Why change and implement a Service Catalogue, Nasrabadi asks rhetorically. The benefits are legion, he says. Defining IT capability as one of the main business contributors is one reason, but IT can benefit too by seeing its published information increasing in relevance, clarity, accuracy and overall importance, says Nasrabadi.
A productive transformation and adjustment of business process that enable competitiveness through automation of plain information to tangible and transparent processes is another.
An active service catalogue that is published through an organisation with automated front office processes and streamlined back office ones is how it works, Nasrabadi says. It has to be underpinned by organisational structure and contracts with key partners.
Nasrabadi says that with a Service Catalogue now successfully implemented in Vodafone, his next goal is to transform service delivery within the company. Last year, he reduced the change management process number changes per week by 20 per cent; this year, he will reduce the approval process of changes by anything up to 15 per cent in the first three months, and then five per cent ever three months as approvers will know the impact business elements will have to various services offered. People can approve without going in and doing in-depth investigations. This is a clear benefit to the organisation, as it cuts down on approval times by up to half.
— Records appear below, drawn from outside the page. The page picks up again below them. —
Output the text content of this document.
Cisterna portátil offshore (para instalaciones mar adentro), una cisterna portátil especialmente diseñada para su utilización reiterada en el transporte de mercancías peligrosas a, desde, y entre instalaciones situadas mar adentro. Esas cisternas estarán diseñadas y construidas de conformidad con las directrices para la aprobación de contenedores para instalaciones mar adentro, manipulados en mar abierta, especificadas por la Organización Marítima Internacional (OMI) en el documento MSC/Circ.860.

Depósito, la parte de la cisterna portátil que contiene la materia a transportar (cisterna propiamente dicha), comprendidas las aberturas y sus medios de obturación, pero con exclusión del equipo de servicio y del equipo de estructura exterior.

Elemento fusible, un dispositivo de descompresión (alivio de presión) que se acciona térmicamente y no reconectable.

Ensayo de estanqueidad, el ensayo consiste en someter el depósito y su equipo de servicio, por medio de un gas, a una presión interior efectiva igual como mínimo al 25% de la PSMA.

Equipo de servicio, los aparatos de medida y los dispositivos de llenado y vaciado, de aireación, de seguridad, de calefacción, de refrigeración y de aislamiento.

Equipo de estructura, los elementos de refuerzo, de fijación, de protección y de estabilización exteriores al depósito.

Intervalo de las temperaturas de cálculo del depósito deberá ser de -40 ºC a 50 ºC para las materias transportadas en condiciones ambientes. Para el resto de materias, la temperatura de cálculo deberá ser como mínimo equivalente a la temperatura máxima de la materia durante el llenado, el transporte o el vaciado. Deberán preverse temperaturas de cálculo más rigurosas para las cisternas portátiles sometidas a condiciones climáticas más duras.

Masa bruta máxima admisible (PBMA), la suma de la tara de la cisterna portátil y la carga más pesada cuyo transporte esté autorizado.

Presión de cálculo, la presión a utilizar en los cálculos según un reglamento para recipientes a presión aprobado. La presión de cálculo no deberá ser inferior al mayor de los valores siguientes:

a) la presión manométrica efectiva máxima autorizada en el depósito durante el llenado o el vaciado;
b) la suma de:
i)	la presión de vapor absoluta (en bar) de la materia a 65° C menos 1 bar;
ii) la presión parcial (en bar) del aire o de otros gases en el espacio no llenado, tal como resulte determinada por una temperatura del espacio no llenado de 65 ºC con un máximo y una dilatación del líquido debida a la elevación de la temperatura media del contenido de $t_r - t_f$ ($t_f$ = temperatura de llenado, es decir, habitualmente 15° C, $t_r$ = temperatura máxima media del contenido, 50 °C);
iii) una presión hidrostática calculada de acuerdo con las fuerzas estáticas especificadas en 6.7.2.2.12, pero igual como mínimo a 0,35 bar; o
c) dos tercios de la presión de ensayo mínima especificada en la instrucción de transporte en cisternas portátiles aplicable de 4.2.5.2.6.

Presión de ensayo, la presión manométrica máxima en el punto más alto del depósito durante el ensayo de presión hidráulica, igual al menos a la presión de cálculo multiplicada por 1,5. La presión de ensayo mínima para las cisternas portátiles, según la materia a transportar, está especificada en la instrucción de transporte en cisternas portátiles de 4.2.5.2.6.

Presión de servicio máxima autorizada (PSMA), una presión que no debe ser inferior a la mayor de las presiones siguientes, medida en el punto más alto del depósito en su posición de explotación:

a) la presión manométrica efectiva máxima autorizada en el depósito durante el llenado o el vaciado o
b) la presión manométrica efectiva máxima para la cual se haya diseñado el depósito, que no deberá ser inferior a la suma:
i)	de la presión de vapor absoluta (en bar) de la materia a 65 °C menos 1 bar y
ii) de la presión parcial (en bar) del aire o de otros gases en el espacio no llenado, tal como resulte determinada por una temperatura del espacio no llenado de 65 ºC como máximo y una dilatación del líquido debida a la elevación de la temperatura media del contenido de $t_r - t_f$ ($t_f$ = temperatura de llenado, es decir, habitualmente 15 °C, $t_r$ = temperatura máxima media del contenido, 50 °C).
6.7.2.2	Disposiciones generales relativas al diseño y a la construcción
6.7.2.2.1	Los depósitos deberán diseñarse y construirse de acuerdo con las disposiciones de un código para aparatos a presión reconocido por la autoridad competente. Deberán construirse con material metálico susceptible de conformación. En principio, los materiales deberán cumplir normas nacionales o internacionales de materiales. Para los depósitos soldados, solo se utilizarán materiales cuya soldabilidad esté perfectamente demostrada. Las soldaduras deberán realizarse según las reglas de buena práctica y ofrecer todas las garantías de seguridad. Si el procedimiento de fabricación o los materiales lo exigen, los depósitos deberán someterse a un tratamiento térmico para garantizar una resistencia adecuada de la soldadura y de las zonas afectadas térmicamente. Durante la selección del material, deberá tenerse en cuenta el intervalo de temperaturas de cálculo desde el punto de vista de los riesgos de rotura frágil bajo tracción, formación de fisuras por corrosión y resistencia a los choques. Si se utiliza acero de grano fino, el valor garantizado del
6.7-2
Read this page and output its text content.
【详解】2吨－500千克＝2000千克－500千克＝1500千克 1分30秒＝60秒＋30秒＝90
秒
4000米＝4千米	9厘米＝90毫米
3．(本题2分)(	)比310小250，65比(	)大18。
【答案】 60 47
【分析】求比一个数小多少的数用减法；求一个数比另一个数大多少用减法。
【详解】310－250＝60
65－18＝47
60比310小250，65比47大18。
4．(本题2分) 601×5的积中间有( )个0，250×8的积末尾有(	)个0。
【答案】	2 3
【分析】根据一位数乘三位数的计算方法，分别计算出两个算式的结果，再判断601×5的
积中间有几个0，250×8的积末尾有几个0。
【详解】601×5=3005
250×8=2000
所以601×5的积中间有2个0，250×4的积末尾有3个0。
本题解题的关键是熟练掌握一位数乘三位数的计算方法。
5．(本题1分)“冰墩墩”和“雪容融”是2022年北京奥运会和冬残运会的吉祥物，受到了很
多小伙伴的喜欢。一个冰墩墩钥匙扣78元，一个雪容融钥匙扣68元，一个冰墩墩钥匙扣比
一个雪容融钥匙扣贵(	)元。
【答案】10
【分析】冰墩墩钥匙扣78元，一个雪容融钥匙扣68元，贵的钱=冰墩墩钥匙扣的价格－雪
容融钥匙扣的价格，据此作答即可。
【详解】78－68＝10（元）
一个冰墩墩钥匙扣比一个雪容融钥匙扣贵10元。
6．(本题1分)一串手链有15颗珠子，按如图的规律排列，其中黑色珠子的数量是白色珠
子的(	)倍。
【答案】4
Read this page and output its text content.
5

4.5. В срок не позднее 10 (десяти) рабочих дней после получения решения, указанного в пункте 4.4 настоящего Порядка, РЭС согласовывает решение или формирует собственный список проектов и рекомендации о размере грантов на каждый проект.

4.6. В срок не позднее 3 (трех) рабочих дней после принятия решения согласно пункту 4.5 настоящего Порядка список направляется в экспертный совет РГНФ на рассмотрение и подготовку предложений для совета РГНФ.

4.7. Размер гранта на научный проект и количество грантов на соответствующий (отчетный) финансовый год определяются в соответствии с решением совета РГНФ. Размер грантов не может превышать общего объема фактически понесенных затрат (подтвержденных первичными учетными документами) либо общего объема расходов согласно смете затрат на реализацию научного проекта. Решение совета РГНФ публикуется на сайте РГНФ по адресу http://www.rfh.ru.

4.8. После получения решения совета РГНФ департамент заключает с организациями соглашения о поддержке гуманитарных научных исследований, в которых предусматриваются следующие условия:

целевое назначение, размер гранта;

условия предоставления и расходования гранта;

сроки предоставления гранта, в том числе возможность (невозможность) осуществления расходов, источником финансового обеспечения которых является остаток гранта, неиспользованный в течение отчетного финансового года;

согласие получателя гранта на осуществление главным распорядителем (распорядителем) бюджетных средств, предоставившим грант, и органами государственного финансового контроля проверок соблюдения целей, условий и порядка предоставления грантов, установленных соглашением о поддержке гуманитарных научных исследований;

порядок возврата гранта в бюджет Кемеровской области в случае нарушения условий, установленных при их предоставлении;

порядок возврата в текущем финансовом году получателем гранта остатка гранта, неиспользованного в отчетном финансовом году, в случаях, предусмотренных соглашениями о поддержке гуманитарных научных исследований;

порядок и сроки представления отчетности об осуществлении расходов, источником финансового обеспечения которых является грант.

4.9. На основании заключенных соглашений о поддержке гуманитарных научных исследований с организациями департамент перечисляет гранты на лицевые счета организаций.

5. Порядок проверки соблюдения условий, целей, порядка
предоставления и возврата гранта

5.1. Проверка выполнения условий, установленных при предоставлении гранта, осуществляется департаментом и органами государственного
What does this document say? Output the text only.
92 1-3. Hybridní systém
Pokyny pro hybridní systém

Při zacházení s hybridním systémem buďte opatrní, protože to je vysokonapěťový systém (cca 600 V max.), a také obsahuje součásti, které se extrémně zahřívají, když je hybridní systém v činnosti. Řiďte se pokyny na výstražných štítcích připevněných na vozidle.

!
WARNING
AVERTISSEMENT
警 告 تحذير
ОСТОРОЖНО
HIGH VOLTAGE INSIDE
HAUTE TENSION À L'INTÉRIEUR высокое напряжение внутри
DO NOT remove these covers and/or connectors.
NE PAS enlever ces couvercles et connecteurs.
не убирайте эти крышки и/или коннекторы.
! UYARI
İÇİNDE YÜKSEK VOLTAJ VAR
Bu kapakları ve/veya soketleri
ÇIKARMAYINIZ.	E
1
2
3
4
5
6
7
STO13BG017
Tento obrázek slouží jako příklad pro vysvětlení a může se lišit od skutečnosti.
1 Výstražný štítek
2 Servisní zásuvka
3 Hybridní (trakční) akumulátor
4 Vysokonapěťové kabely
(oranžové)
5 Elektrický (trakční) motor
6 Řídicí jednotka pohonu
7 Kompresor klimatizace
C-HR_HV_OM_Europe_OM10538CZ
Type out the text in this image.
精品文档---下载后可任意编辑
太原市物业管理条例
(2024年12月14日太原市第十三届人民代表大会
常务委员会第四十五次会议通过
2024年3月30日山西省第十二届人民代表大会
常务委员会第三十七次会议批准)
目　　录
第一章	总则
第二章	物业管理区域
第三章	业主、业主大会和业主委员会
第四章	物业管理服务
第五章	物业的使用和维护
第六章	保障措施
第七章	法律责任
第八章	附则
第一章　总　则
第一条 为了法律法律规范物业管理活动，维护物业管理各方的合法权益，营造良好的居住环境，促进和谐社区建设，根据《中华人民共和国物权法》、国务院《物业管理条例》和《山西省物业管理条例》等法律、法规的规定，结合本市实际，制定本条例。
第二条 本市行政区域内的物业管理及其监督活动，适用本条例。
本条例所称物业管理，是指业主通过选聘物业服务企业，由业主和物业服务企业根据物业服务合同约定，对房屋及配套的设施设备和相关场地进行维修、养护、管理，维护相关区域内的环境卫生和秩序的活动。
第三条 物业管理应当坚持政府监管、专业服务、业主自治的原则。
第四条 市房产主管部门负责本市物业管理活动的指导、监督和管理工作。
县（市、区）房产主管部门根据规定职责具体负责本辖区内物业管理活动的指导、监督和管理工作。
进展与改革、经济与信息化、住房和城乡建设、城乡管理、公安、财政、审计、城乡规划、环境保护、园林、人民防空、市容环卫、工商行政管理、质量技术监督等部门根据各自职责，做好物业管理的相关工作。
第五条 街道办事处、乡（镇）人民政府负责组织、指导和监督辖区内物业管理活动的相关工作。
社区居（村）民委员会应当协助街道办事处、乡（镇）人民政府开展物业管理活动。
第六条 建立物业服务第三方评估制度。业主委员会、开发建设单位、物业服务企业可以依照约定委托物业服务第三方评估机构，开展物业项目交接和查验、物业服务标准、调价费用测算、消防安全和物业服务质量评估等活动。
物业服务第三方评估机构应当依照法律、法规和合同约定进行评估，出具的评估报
Juha Saarinen
Getting the best IT staff
Attracting good IT workers is difficult, but there are things you can do to retain talent, says managing director John Peebles of John Peebles Associates.
Peebles says attracting workers is dependent on risk management and management succession. “Management succession planning is about risk management and it’s also about `if this person left tomorrow would we miss him next month or not at all. And if not at all, then why is he here’?
A real difficulty to attracting talent is that people can make more as contractors. “Some figures from the US say by 2010 they expect 50 per cent of all company employees to be contractors. People know the firms need them more than they need the firms.”
Another problem is companies have cut back on job training and development. “We’re focusing on short-term and not long-term. The IT sector will be bad, if not worse. Talent is in short supply and well paid, and we now have a global economy.”
He adds that the demand from Asia for workers is going to be enormous. “Today we’re paying the same in Beijing and Shanghai as we would be paying in the US, and the US is worried they won’t be able to keep their staff in the next five to 10 years. By 2025 the population that’s middle-class affluent in China will be 570 million.”
He adds that local companies also face a problem as wage rates are lower. “We should be realistic about it in a global sense and we have one option: To grow our talent. Good organisations grow their own talent; we say to organisations if you take on four graduates you will lose three and one will save your bacon.”
His advice to CIOs for attracting talent is to fight for resources. “There are five things in recruitment you have to worry about. Does it fit the culture or break the culture? Does it have passion, has it got some functional skills and affect change through people? You’ll be judged on how well you staff and service your corporate masters and clients.” Hamish Barwick
Failure-proof your IT projects
IT project success is quite possible if you don’t forget the basics, such as scope, leadership, management and people, says project management consultant Chris Pope.
The reason most projects fail is not because of some “big hairy problem”. They fail because the basics have been neglected, says Pope, director of the Valde Group and group IT program manager at Air New Zealand.